Intel knows that Optane caching isn't an attractive high-end solution; they're not trying to pitch it against the 2TB Samsung 960 PRO. They'll be coming out with higher capacity Optane SSDs for primary storage use later this year, though still sacrificing a lot of capacity for the improved performance relative to NAND flash.

Intel has a feature where you can use one of their SSDs as a cache. It's fantastic. Except they limit you to 64 gigs no matter what the size of the SSD. Incredibly annoying since what I need cached doesn't remotely fit in 64 gigabytes.

I get to experience lovely things like performance falling off a cliff when stupid programs preallocate 30-40 gigs at a time. If I could use the rest of the SSD it would be no problem.

What desktop user needs fast write caching for synchronous writes? I mean really. It's all buffered writes for programs that work right. Cache size is going to give power desktop users what they need from spinning rust not a small fast cache that won't even fit a single AAA game. 32 gigabytes is a step backwards.

And what is with requiring hardware RAID? It really makes me think all the rapid response stuff is just for marketing.

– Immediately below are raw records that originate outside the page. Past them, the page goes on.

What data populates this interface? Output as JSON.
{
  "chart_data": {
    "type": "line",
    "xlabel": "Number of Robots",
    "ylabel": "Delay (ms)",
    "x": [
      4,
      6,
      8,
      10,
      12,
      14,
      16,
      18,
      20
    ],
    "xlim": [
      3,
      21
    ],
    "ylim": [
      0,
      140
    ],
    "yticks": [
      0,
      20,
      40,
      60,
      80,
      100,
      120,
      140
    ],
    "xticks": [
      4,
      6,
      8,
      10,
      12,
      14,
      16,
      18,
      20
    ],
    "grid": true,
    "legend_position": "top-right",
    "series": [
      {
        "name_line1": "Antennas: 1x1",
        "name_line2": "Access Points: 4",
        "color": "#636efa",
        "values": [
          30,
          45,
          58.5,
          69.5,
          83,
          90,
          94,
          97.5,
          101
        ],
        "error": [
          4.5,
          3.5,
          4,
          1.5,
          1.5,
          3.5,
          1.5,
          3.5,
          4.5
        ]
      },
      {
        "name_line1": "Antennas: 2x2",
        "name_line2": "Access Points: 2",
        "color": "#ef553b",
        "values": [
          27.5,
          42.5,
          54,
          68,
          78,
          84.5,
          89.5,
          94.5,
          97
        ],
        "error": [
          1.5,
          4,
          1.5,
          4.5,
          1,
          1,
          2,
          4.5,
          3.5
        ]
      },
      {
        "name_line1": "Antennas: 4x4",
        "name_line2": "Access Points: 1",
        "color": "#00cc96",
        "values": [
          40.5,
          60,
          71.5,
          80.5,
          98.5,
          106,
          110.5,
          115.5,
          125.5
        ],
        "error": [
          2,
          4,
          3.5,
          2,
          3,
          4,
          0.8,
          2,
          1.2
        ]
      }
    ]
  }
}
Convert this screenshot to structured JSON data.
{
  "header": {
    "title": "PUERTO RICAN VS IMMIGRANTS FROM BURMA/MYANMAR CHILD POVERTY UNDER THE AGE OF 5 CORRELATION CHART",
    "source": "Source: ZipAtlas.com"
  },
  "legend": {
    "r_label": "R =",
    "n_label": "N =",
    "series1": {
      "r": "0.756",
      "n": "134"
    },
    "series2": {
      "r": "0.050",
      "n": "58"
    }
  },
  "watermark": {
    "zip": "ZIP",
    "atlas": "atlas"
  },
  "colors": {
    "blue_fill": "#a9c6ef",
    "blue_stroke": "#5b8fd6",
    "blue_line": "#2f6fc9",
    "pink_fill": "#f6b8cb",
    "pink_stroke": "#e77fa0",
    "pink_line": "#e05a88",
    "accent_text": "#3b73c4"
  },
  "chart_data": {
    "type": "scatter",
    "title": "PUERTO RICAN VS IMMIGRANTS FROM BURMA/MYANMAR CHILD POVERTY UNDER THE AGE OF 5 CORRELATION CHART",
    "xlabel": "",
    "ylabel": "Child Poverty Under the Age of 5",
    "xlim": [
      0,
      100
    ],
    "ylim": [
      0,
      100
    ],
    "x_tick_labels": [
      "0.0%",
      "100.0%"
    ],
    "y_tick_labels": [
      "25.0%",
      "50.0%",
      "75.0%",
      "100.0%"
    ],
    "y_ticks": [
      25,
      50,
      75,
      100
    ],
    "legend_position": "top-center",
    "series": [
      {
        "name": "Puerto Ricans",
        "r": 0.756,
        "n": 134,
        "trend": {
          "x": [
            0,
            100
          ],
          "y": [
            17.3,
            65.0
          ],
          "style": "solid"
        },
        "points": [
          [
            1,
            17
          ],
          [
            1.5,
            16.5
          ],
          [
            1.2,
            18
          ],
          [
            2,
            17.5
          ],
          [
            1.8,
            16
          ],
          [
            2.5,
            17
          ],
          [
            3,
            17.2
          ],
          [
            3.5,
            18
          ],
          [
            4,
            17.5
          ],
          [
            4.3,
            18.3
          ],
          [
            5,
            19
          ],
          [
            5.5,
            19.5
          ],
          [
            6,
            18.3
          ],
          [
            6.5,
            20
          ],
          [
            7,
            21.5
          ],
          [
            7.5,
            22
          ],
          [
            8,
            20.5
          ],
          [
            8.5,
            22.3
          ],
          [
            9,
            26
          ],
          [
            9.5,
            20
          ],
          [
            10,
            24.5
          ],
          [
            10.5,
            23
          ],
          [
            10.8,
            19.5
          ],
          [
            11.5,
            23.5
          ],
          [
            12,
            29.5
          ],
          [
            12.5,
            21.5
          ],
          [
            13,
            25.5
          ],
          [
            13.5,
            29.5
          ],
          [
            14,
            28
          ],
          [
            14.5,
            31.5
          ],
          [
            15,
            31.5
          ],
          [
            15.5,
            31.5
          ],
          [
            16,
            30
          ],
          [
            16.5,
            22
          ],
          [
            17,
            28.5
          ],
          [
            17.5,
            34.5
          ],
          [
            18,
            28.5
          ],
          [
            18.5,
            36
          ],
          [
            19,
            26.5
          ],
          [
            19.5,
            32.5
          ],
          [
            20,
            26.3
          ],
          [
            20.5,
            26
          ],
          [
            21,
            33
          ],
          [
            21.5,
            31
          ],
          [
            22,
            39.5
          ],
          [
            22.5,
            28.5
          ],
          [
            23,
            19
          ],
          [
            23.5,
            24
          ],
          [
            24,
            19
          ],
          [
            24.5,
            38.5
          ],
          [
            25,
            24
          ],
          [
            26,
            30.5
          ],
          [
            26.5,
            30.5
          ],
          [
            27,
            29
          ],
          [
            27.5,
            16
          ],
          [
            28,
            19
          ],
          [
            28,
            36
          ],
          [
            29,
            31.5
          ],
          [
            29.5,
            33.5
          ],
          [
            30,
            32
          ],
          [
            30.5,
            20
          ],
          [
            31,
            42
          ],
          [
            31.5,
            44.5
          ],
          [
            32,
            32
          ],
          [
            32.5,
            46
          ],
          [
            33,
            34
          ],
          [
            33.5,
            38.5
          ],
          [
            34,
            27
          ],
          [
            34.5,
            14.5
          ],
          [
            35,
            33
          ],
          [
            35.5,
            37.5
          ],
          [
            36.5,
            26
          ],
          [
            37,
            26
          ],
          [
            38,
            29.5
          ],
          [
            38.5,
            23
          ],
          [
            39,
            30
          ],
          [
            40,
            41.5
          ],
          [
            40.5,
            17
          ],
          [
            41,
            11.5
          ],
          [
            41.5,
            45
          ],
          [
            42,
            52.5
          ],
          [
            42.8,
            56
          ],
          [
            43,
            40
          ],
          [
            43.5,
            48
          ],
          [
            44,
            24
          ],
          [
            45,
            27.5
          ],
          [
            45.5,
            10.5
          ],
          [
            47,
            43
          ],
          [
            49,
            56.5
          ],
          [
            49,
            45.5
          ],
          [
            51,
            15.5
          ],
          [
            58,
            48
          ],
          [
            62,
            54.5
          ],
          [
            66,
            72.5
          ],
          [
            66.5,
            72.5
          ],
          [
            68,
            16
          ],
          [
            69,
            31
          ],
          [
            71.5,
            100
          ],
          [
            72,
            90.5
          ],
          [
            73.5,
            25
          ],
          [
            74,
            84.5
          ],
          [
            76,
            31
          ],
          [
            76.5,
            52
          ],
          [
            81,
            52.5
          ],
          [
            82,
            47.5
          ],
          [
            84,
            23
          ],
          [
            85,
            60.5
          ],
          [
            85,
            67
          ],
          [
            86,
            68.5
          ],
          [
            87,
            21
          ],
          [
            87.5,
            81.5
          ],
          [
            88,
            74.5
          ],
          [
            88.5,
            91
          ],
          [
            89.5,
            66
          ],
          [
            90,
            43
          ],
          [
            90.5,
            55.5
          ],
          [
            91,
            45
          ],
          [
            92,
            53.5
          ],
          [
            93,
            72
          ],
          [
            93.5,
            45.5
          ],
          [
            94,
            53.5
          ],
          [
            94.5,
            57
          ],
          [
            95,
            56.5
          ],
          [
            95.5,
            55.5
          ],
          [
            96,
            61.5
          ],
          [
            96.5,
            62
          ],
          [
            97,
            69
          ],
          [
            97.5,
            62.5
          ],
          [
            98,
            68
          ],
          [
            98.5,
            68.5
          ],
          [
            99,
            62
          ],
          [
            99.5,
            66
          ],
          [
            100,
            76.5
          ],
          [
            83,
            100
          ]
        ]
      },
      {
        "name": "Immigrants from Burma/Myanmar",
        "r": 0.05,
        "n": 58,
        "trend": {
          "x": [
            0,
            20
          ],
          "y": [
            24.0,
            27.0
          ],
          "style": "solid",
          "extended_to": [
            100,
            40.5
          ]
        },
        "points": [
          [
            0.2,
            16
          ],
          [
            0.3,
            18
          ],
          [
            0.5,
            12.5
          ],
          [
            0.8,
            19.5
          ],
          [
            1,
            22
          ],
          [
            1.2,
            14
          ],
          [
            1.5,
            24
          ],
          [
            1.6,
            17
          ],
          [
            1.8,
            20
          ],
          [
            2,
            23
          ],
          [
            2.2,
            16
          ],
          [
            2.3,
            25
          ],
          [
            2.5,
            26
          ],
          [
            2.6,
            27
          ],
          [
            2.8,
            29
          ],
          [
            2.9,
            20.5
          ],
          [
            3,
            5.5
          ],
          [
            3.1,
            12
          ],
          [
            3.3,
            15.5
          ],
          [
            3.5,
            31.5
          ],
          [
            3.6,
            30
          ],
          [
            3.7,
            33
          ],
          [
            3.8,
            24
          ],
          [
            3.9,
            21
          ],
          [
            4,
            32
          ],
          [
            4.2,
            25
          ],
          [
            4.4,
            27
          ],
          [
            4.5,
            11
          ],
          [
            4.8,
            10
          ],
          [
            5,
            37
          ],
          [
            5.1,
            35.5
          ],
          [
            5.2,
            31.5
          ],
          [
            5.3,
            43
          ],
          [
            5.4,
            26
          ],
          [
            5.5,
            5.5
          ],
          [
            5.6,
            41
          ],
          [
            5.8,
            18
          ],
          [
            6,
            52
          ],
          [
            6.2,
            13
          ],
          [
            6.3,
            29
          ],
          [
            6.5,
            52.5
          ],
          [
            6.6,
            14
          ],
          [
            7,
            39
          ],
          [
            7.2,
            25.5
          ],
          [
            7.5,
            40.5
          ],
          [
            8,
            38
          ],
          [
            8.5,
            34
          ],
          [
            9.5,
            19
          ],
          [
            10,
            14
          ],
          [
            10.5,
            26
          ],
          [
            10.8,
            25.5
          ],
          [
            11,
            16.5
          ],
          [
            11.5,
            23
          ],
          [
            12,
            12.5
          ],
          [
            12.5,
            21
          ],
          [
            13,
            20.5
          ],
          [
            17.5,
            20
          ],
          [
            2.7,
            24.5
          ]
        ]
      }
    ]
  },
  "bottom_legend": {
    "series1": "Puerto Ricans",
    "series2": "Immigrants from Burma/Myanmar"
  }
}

> "And what is with requiring hardware RAID?"

Intel doesn't really do hardware RAID, just software RAID that the motherboard firmware has a compatible implementation of for boot purposes. There is one hardware feature that Intel relies on for RAID or caching involving NVMe drives: the PCH can remap the PCI registers of NVMe drives so that the NVMe drive is only accessible through non-standard interfaces on the SATA controller. This prevents non-Intel NVMe drivers from binding to the NVMe drive and getting in the way of their caching or RAID. It's a hardware hack Intel created to work around poor software architecture.

With this kind of endurance and $/GB, there is no reason at this time to buy Optane over more RAM, NAND SSDs, and battery backups.

Maybe the next generation of Optane will be worth it, but this generation certainly is not.

I wonder, what would be better for desktop: traditional SSD or Intel Optane SSD?
Define 'better'. In terms of performance Optane absolutely wins. In terms of performance per dollar it's hard to justify.
Better in terms of visible performance of typical tasks (development, browsing, gaming). I thought of assembling new PC this year, I wanted to go with Samsung Pro SSD (something like 512G), but now I'm considering to wait for this new tech.